PHP string functions vs mbstring functions


I have an application that has so far been in English only. Content encoding throughout templates and database has been UTF-8. I am now looking to internationalize/translate the application into languages that have character sets absolutely needing UTF-8.

The application uses various PHP string functions such as strlen(), strpos(), substr(), etc, and my understanding is that I should switch these for multi-byte string functions such as mb_strlen(), mb_strpos(), mb_substr(), etc, in order for multi-byte characters to be handled correctly. I've tried to read around this topic a little but virtually everything I can find goes deep into "encoding theory" and doesn't provide a simple answer to the question: If I'm using UTF-8 throughout, can I switch from using strlen() to mb_strlen() and expect things to work normally in for example both English and Arabic, or is there something else I still need to look out for?

Any insight would be welcome, and apologies if I'm offending someone who has encoding close to their heart with my relative ignorance.


Solution

  • No. Since bytearrays are also strings in PHP, a simple replacement of the 8-bit string functions with their mb_* counterparts will cause nothing but trouble. Functions like strlen() and substr() are probably more frequently used with bytes than actual text strings.

    At the place I last worked, we managed to build a multilingual web-site (Arabic, Hindi, among other languages) in PHP without using the mbstring library at all.

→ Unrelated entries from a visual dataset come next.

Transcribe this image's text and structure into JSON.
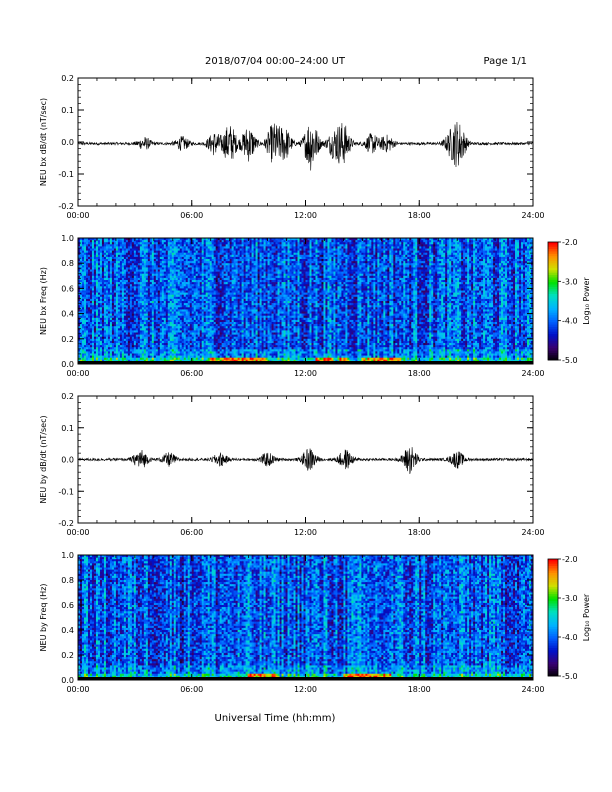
{
  "header": {
    "title": "2018/07/04  00:00–24:00 UT",
    "page": "Page 1/1"
  },
  "footer": {
    "xlabel": "Universal Time (hh:mm)"
  },
  "colors": {
    "trace": "#000000",
    "colormap": [
      "#000000",
      "#3a0070",
      "#0010c8",
      "#0060ff",
      "#00b4ff",
      "#00e0c0",
      "#00e000",
      "#d0e000",
      "#ff9000",
      "#ff0000"
    ]
  },
  "chart_data": [
    {
      "type": "line",
      "ylabel": "NEU bx dB/dt (nT/sec)",
      "xlim": [
        0,
        24
      ],
      "ylim": [
        -0.2,
        0.2
      ],
      "x_ticks": [
        "00:00",
        "06:00",
        "12:00",
        "18:00",
        "24:00"
      ],
      "y_ticks": [
        "-0.2",
        "-0.1",
        "0.0",
        "0.1",
        "0.2"
      ],
      "baseline": -0.005,
      "bursts": [
        {
          "hour": 3.5,
          "amp": 0.018
        },
        {
          "hour": 5.5,
          "amp": 0.02
        },
        {
          "hour": 7.2,
          "amp": 0.035
        },
        {
          "hour": 8.0,
          "amp": 0.06
        },
        {
          "hour": 9.0,
          "amp": 0.055
        },
        {
          "hour": 10.3,
          "amp": 0.06
        },
        {
          "hour": 10.9,
          "amp": 0.05
        },
        {
          "hour": 12.3,
          "amp": 0.085
        },
        {
          "hour": 13.5,
          "amp": 0.04
        },
        {
          "hour": 14.0,
          "amp": 0.06
        },
        {
          "hour": 15.5,
          "amp": 0.03
        },
        {
          "hour": 16.3,
          "amp": 0.025
        },
        {
          "hour": 19.7,
          "amp": 0.035
        },
        {
          "hour": 20.1,
          "amp": 0.06
        }
      ]
    },
    {
      "type": "heatmap",
      "ylabel": "NEU bx Freq (Hz)",
      "xlim": [
        0,
        24
      ],
      "ylim": [
        0,
        1.0
      ],
      "x_ticks": [
        "00:00",
        "06:00",
        "12:00",
        "18:00",
        "24:00"
      ],
      "y_ticks": [
        "0.0",
        "0.2",
        "0.4",
        "0.6",
        "0.8",
        "1.0"
      ],
      "colorbar": {
        "label": "Log₁₀ Power",
        "range": [
          -5.0,
          -2.0
        ],
        "ticks": [
          "-2.0",
          "-3.0",
          "-4.0",
          "-5.0"
        ]
      },
      "hot_low_freq_hours": [
        [
          7.0,
          10.0
        ],
        [
          12.5,
          13.5
        ],
        [
          13.8,
          14.3
        ],
        [
          15.0,
          17.0
        ]
      ]
    },
    {
      "type": "line",
      "ylabel": "NEU by dB/dt (nT/sec)",
      "xlim": [
        0,
        24
      ],
      "ylim": [
        -0.2,
        0.2
      ],
      "x_ticks": [
        "00:00",
        "06:00",
        "12:00",
        "18:00",
        "24:00"
      ],
      "y_ticks": [
        "-0.2",
        "-0.1",
        "0.0",
        "0.1",
        "0.2"
      ],
      "baseline": 0.0,
      "bursts": [
        {
          "hour": 3.3,
          "amp": 0.03
        },
        {
          "hour": 4.8,
          "amp": 0.02
        },
        {
          "hour": 7.5,
          "amp": 0.02
        },
        {
          "hour": 10.0,
          "amp": 0.02
        },
        {
          "hour": 12.2,
          "amp": 0.035
        },
        {
          "hour": 14.1,
          "amp": 0.03
        },
        {
          "hour": 17.5,
          "amp": 0.045
        },
        {
          "hour": 20.0,
          "amp": 0.025
        }
      ]
    },
    {
      "type": "heatmap",
      "ylabel": "NEU by Freq (Hz)",
      "xlim": [
        0,
        24
      ],
      "ylim": [
        0,
        1.0
      ],
      "x_ticks": [
        "00:00",
        "06:00",
        "12:00",
        "18:00",
        "24:00"
      ],
      "y_ticks": [
        "0.0",
        "0.2",
        "0.4",
        "0.6",
        "0.8",
        "1.0"
      ],
      "colorbar": {
        "label": "Log₁₀ Power",
        "range": [
          -5.0,
          -2.0
        ],
        "ticks": [
          "-2.0",
          "-3.0",
          "-4.0",
          "-5.0"
        ]
      },
      "hot_low_freq_hours": [
        [
          9.0,
          10.5
        ],
        [
          14.0,
          16.5
        ]
      ]
    }
  ]
}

Text string manipulation actually doesn't happen that often. When it does, it would require far more care than just changing a function name. Most of the challenges, I've found, lie on the HTML side. Getting a page layout to work with a RTL language is the non-trivial part.

    I don't know if you're just using Arabic as an example. The difficulty of internationalization can vary quite substantially depending on whether "international" means European languages only (plus Russian), or if it's inclusive of Middle-Eastern, South-Asian, and Far-East languages.